The mosquitto server certificate will be renewed automatically by the step-cli sidecar container. You can similarly setup a step-cli cron job to maintain any other certificates:
## This is how any client can renew their own certificate.
## A client must renew their certificate *before* it expires!
## Put this into a cronjob
step-cli ca renew --force CRT_FILE KEY_FILE
For embedded devices, you will still probably need to generate/renew
certificates by hand via make cert and redeploy them.
Choose a certificate expiration time that is a balance between
convenience and security. .env-dist contains the default
setting MOSQUITTO_CLIENT_CERT_EXPIRATION_HOURS=2160, which sets the
client certificate expiration to 90 days (via make cert).

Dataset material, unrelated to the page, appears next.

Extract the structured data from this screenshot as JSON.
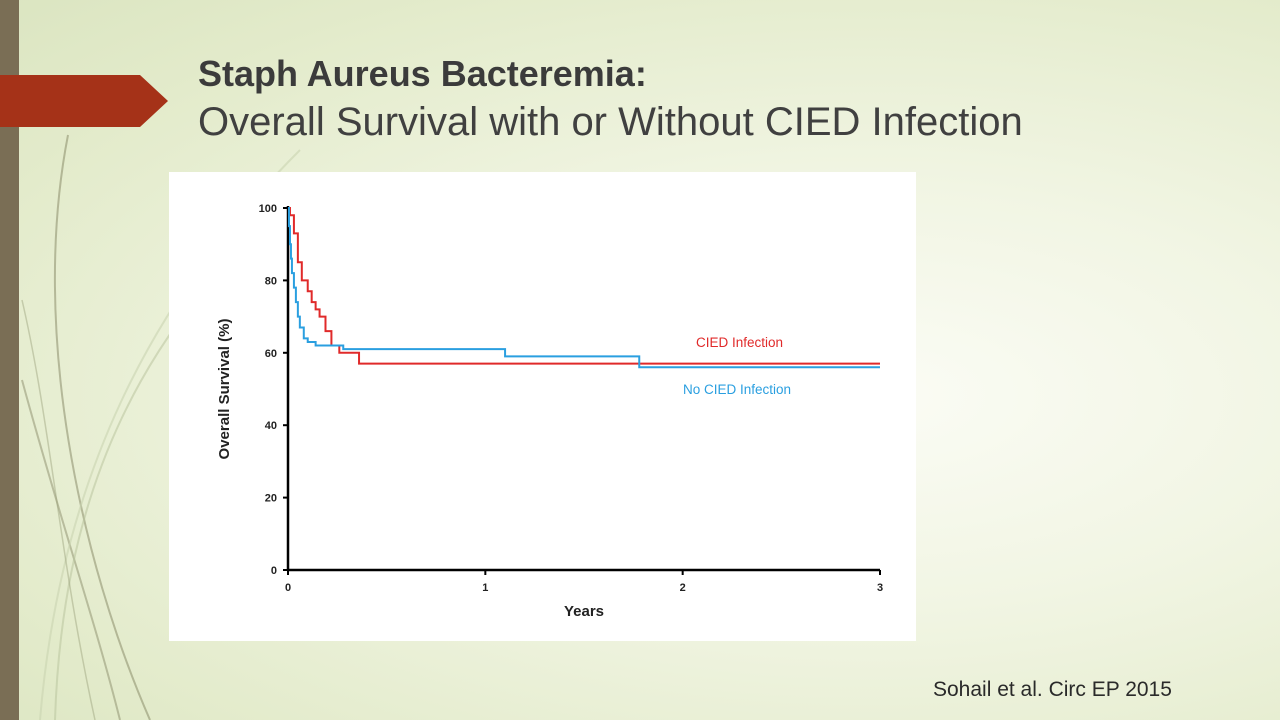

2160 hours is also the default MAX setting for Step-CA. If you want to have expiration times longer than this you must edit the Step-CA .env file as well:
## Set Step-CA MAX expiration to 100 years:
make -C ~/git/vendor/enigmacurry/d.rymcg.tech/step-ca \
reconfigure var=STEP_CA_AUTHORITY_CLAIMS_MAX_TLS_CERT_DURATION=876582h
make -C ~/git/vendor/enigmacurry/d.rymcg.tech/step-ca install
Setting a certificate to expire in 100 years is more convenient for devices you want to install and forget, but its also pretty insecure given the passage of time. What happens if you lose possession of your certificate key? If that happens to you five years from now, an attacker can still use that valid key for another 95 years AND they can renew the certificate indefinitely!

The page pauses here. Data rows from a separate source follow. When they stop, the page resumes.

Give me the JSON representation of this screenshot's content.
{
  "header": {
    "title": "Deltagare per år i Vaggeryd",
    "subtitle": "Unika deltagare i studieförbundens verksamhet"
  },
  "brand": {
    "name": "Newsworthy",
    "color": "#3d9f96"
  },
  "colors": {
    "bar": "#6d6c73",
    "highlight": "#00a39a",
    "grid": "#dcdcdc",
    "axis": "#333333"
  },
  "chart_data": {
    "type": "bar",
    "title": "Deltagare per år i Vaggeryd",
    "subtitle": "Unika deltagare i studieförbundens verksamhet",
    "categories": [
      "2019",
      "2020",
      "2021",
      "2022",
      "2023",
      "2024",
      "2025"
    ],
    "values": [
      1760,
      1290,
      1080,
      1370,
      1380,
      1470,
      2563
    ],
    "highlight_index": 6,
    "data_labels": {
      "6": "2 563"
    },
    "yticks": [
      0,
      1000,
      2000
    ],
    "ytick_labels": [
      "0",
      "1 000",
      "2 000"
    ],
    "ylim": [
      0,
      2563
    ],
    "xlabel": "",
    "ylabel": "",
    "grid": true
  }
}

Thankfully, as long as all of your rules are explicit per-user, you can simply disable access via the ACL:
# Deny access to a user by not specifying any topic rules for them
# (But!! they can still access topics with non-user specific
# ACLs like the example 'pattern readwrite test/#')
user alice.clients.mqtt.example.com
The certificate will still be valid (until it expires), but it won't be able to read or write to any topic (again, as long as all of your rules are all specific to users).
You can also prevent the certificate from being renewed (passive revocation):
CERT=certs/foo.clients.mqtt.example.com.crt
SERIAL=$(cat $CERT | \
step certificate inspect --format json | \
jq -r .serial_number)
echo "Going to revoke cert with serial # ${SERIAL}"
step ca revoke ${SERIAL} --provisioner admin --reason "Key compromise"
Passive revocation only prevents the certificate from being renewed, it does NOT revoke the current certificate.